The library was one of the first places at school where she truly felt safe. There was
no Cordelia, no laughs or insults. There was silence and knowledge and a man who talked
to her like a person rather than an obligation. Silent and dry eyed, she mourned the
library when it died with the Mayor.
She cried for Jenny, real tears, deep and painful and constant. Willow had loved Jenny.
She had looked at the older woman and seen someone she wanted to be like. She remembers
being held by Angelus, the paralyzing crush of emotions that accompanied the cold hand
at her neck. Jenny was all alone, knowing, and that was a terrible way to die. Willow
has nightmares for Jenny.
Willow doesn't proclaim her feelings, but she is glad that Angel is gone. She was never
comfortable with him--older and vampire and male, and she always felt silly and dowdy
when he was there. She remembers his hands against her.
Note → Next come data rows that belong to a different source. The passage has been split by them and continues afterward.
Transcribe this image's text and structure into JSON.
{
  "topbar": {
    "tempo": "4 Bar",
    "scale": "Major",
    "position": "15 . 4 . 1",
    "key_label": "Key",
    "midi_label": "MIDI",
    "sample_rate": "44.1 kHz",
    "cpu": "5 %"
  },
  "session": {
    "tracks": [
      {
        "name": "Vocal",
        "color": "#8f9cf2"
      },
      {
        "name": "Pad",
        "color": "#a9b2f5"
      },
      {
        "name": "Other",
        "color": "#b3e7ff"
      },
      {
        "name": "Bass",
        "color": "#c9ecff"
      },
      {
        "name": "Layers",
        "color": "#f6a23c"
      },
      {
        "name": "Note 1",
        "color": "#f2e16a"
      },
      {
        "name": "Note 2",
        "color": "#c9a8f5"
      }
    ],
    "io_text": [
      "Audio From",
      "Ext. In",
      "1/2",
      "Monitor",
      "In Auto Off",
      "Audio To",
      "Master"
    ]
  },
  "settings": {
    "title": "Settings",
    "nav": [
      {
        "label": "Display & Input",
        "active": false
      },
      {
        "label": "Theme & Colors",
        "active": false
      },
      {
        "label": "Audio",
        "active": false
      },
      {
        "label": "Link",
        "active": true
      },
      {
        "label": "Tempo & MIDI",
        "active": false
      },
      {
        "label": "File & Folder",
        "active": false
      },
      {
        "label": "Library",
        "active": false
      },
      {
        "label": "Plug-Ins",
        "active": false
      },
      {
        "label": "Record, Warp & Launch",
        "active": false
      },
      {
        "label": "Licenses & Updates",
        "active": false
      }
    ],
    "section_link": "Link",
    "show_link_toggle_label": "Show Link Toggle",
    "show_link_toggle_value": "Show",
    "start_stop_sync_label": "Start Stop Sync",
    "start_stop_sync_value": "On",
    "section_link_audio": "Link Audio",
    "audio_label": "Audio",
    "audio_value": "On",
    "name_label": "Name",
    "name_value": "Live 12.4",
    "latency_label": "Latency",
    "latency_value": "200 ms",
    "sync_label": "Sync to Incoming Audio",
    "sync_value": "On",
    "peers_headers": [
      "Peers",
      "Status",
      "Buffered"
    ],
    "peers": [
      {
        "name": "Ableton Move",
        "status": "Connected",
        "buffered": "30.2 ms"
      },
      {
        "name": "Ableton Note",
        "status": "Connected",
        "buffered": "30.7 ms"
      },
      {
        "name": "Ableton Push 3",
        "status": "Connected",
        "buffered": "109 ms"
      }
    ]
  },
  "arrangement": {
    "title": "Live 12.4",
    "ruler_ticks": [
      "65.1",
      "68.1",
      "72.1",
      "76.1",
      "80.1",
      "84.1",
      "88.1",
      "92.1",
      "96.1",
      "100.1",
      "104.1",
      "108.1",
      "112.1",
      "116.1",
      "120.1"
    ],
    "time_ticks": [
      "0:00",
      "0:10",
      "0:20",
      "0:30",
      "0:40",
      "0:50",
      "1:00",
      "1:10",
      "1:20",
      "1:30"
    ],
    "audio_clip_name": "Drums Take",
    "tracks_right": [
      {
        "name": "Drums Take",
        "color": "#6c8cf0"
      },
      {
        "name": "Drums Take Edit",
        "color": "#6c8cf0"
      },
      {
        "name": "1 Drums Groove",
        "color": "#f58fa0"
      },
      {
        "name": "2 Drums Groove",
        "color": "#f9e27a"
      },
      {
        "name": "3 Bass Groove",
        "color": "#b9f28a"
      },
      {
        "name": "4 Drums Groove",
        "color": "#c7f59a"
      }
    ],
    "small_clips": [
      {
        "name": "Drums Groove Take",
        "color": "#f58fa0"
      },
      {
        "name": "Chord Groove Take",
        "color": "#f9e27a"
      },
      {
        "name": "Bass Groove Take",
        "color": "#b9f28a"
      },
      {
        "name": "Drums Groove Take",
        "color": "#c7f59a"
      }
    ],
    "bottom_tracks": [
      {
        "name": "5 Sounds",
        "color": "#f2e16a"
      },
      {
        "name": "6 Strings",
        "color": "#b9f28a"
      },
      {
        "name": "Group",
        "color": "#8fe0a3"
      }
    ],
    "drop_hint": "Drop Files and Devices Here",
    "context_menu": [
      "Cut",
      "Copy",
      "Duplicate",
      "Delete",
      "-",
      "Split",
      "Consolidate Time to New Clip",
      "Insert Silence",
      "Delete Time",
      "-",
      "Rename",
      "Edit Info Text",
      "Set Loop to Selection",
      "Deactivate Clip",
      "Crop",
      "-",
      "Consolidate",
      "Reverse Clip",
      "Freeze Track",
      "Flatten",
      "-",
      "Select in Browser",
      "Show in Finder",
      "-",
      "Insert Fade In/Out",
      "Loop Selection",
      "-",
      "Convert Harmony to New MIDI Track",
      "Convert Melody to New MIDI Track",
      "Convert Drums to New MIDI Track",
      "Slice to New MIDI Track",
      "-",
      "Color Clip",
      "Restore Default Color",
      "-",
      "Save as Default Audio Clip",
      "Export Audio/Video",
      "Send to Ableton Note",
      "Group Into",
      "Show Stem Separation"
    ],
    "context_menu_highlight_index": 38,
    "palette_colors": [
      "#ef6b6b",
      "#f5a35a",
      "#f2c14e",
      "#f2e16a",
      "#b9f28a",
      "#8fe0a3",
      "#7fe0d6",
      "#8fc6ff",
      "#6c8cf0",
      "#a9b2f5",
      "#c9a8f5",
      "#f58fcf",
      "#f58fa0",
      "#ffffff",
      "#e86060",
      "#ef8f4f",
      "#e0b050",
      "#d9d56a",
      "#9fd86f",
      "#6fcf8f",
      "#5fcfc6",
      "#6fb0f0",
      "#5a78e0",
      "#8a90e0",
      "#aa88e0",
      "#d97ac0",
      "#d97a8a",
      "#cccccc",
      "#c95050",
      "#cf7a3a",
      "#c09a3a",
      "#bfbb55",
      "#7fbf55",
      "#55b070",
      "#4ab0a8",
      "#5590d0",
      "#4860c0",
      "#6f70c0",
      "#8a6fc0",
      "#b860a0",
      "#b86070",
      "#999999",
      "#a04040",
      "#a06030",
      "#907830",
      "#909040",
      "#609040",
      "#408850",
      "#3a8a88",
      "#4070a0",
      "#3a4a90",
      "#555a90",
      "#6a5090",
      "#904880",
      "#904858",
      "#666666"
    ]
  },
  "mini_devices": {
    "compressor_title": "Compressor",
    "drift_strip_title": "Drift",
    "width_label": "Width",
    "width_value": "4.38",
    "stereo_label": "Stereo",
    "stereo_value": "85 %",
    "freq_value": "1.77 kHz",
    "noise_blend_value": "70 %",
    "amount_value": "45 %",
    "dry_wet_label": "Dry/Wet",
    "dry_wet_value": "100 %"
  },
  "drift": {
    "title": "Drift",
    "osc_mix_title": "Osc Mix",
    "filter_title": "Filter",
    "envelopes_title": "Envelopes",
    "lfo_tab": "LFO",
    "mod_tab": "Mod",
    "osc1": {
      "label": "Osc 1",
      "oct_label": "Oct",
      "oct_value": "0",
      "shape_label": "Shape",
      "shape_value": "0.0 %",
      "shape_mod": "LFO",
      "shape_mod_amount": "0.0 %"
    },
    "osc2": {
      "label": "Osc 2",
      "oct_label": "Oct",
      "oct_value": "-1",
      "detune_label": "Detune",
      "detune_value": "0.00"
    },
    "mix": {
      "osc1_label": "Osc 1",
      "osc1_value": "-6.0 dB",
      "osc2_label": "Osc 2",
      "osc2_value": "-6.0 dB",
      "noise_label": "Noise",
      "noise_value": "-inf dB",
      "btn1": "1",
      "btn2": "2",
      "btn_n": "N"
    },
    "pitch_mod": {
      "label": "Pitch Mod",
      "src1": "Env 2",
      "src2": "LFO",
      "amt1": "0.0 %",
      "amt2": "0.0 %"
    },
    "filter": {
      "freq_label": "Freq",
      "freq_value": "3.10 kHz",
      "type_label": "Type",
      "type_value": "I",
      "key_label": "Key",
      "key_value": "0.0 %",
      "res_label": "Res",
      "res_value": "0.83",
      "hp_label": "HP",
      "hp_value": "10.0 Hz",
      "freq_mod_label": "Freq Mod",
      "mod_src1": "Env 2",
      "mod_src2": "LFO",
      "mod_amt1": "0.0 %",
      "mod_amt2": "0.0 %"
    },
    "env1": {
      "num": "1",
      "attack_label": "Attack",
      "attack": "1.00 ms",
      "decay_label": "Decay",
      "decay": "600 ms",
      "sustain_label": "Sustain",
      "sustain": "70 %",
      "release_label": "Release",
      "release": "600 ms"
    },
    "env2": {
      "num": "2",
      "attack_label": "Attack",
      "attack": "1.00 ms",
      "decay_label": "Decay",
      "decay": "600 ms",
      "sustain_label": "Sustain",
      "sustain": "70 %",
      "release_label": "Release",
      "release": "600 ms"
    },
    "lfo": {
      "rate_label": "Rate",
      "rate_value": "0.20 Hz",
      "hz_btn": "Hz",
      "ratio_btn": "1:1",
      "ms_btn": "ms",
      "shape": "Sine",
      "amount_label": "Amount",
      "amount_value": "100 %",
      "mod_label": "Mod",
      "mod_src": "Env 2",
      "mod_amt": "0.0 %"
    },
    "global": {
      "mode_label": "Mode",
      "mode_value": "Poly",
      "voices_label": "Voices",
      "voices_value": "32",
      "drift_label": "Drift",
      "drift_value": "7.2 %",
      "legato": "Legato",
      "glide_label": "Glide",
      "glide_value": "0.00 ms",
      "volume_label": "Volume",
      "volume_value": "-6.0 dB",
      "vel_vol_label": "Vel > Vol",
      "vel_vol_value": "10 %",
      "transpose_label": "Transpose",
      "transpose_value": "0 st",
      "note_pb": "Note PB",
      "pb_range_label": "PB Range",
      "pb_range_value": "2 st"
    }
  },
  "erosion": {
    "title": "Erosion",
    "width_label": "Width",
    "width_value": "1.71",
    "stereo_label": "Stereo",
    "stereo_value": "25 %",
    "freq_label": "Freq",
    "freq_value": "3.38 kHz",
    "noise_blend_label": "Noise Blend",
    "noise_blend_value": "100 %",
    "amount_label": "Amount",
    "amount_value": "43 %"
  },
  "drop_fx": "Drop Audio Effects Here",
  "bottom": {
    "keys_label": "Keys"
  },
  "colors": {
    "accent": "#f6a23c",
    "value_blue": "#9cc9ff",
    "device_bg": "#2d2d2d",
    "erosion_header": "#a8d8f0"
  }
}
That he was in her room, invading
her space, stringing her fish. She didn't feel safe in her home for months. She remembers
Jenny, and Giles' grief. She remembers Giles, the injuries that he couldn't hide from
them. Angel means heartbreak and fear and loss, and soul or not, he can't mean anything
else to her anymore.
Buffy cried against her shoulder after Angel left. There are occasions when Willow
thinks of Oz and her own pain and how Oz-pain wasn't equal to Angel-pain. She does
love Buffy. And sometimes she hates that Buffy is Buffy and that she is strong enough
to catch up her friends and bring them into her suffering, so deep that their own is
blotted out.
...~*~...
Oz has beautiful hands. Willow thinks that she could tell him apart from everyone else
from the feel of his hands alone.
...~*~...
She lays next to Tara on the bed they share, her head resting on Tara's stomach, the
other witch's hand tangled in her hair. Her head rises and dips with every breath Tara
takes. Contentment is the sound of Tara's heart.
They touch each other often and easily, transmitting comfort and love and a multitude
of unspoken emotions in the brush of their hands. It is hard not to fall into Tara's arms
when she is with her, and Willow thinks that one day, she will risk the stares and censure
and press her lips to Tara's.
This place, this time, with this woman, she is happy.